The Corcoran College of Art + Design is Washington’s only four-year accredited institution for education in the arts.
Situated only a block away from The White House in its renowned turn-of-the-century Beaux-Arts building, the Corcoran Gallery of Art has long been an integral part of our nation’s capital. When it was founded in 1869, the 18th President of the United States, Ulysses S. Grant, occupied the White House.
When the Gallery first opened its doors in 1874, “art students immediately flocked to the museum to observe, sketch, and paint copies of the collections famous works,” according to the Corcoran’s website.
The Gallery’s founder, William Wilson Corcoran, made sure that art education was central to the work of Gallery and donated additional funding that was ultimately used to open the Corcoran School of Art in 1890, two years after his death. The school has been known by its current name since 1999.
Today, more than 600 students at the Corcoran College of Art + Design pursue a wide range of Associate, Bachelor, and Master degree programs in the visual arts. The College also offers part-time credit and non-credit classes for adults and teens through its Continuing Education department. I know this first-hand. I’ve taken several drawing classes at the Corcoran in the past, and am currently enrolled in a ceramic tile-making class.

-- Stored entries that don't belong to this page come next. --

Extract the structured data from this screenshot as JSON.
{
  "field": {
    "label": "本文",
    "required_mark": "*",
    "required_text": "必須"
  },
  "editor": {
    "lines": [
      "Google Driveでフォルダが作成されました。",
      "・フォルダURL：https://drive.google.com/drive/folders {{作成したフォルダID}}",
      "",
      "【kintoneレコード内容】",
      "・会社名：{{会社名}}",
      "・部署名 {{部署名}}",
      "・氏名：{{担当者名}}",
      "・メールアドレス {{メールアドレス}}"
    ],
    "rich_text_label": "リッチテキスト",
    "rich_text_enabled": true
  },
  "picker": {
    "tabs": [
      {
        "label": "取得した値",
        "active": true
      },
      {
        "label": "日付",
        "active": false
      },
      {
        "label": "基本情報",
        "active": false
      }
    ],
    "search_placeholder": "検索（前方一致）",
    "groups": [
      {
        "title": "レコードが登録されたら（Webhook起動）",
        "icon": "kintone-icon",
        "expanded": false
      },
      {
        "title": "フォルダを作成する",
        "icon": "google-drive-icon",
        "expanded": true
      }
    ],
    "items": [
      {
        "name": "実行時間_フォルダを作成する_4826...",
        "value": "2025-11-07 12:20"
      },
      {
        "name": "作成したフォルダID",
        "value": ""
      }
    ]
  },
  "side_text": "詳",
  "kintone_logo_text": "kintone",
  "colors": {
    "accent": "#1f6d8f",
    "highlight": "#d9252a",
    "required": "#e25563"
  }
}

My class meets once a week for a three-hour session on Wednesday nights. Sure, it makes for a long day, but it is worth it. I’m learning a new craft. I’m using new mental and creative muscles. And I’m getting a hands-on appreciation for the timeless art of tile-making, which has changed little over the last several hundred years.
Most important, with each tedious step of the tile-making process, I am re-affirming what I already knew: there are no short-cuts to success in the creative arts. You learn by doing and do by learning.
The same can be said for success in business. Executives and managers must constantly challenge their employees through creative training programs that excite new thinking. In turn, employees must be willing to use new muscles, and put them to work through practice and application.
Marrying business and education — like marrying art and education – will make for a beautiful relationship and lead to many happy returns.